SONO ALLERGICO O INTOLLERANTE A QUALCHE ALIMENTO?

Ecco la domanda a cui ogni giorno ogni allergologo deve rispondere.
Un compito spesso difficile: per allergia alimentare s'intende una reazione avversa mediata da particolari anticorpi detti IgE.
Per intolleranza alimentare s'intende invece una reazione avversa, mediata da altre modalità di interazione tra corpo umano e alimento. 

UNA DIAGNOSI DIFFICILE

È difficile rispondere perché spesso i sintomi sono sovrapponibili, caratterizzati da gonfiore delle labbra e/o della lingua, bruciore in bocca appena dopo mangiato, orticaria, disturbi gastrointestinali quali meteorismo e/o diarrea.
Ed è difficile rispondere soprattutto perché, purtroppo, i mezzi diagnostici per l’allergia alimentare e l’intolleranza alimentare sono poco precisi e hanno un grande margine di errore. 

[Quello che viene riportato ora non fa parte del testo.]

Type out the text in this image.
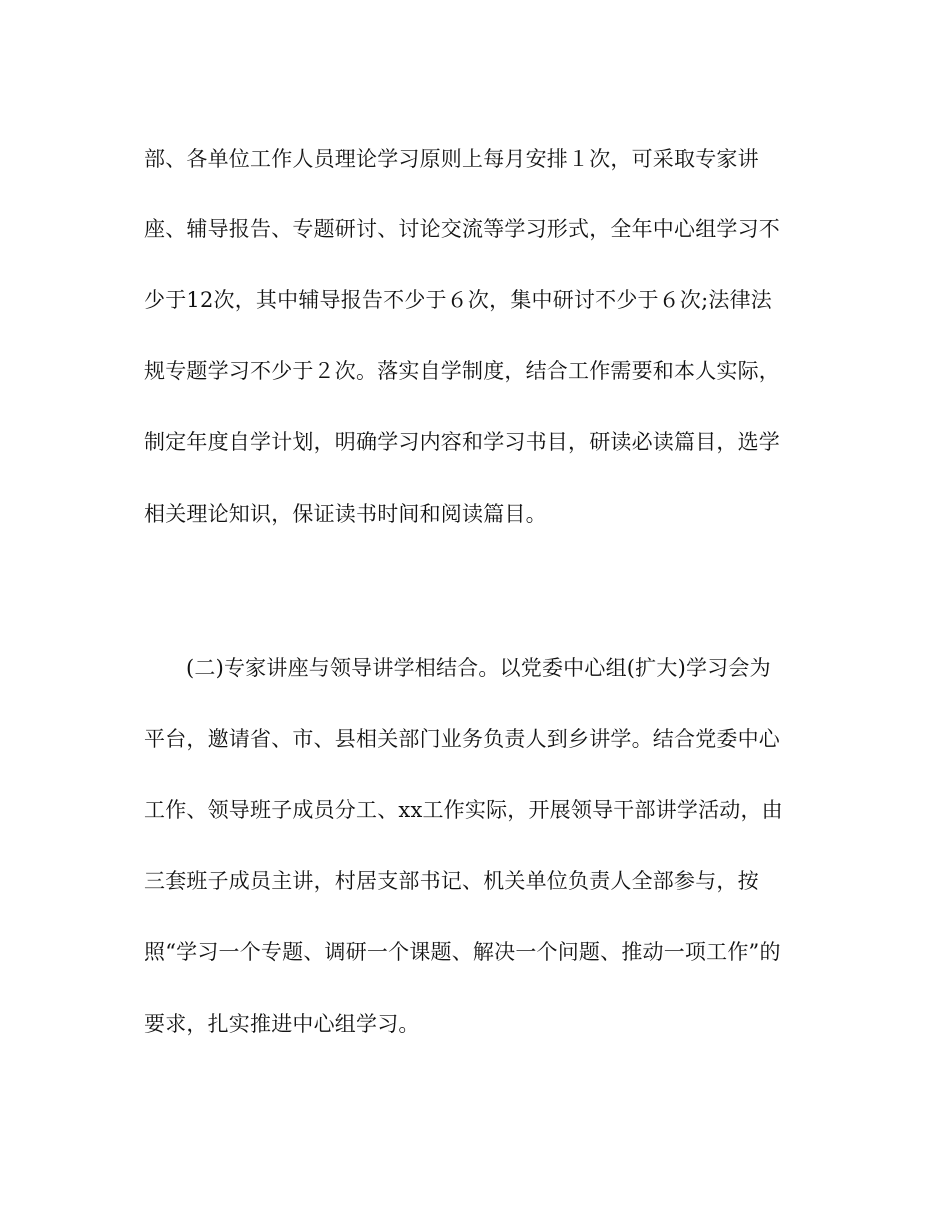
部、各单位工作人员理论学习原则上每月安排１次，可采取专家讲
座、辅导报告、专题研讨、讨论交流等学习形式，全年中心组学习不
少于12次，其中辅导报告不少于６次，集中研讨不少于６次;法律法
规专题学习不少于２次。落实自学制度，结合工作需要和本人实际，
制定年度自学计划，明确学习内容和学习书目，研读必读篇目，选学
相关理论知识，保证读书时间和阅读篇目。
(二)专家讲座与领导讲学相结合。以党委中心组(扩大)学习会为
平台，邀请省、市、县相关部门业务负责人到乡讲学。结合党委中心
工作、领导班子成员分工、xx工作实际，开展领导干部讲学活动，由
三套班子成员主讲，村居支部书记、机关单位负责人全部参与，按
照“学习一个专题、调研一个课题、解决一个问题、推动一项工作”的
要求，扎实推进中心组学习。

I mezzi diagnostici validati dalla letteratura medica internazionale restano il prick test (test cutaneo), il Rast (esame ematochimico su un campione di sangue) per le allergie alimentari, alcuni esami specifici tipo il test al lattosio per le intolleranze alimentari e soprattutto il “diario alimentare” che, pur con i suoi limiti, ancora oggi è lo standard di riferimento.

EVITARE TUTTO CIÒ CHE NON È SCIENTIFICAMENTE VALIDO!

Non c’è altro che sia scientificamente dimostrato: tutta la variegata gamma di esami alternativi, dall’esame del capello a quello della forza muscolare non sono mai stati dimostrati e sono del tutto inutili o dannosi in quanto fanno credere al paziente di avere allergie che non ha.
La tematica dell’allergia alimentare è molto ingigantita rispetto alle sue reali dimensioni cliniche.
E infatti, spesso, tornando alla domanda iniziale che pongono in molti all'allergologo, la risposta più frequente è: "Lei non è né allergico, né soffre di intolleranze alimentari: i suoi disturbi hanno un’altra origine".

QUALE TERAPIA?

In termini terapeutici l’unica possibilità è evitare o ridurre l’ingestione del cibo che è causa di allergia e/o intolleranza, ma, dato che spesso la diagnosi è difficile, è necessario essere cauti prima di consigliare al paziente restrizioni alimentari che spesso complicano non poco la vita e che possono rivelarsi anche del tutto inutili.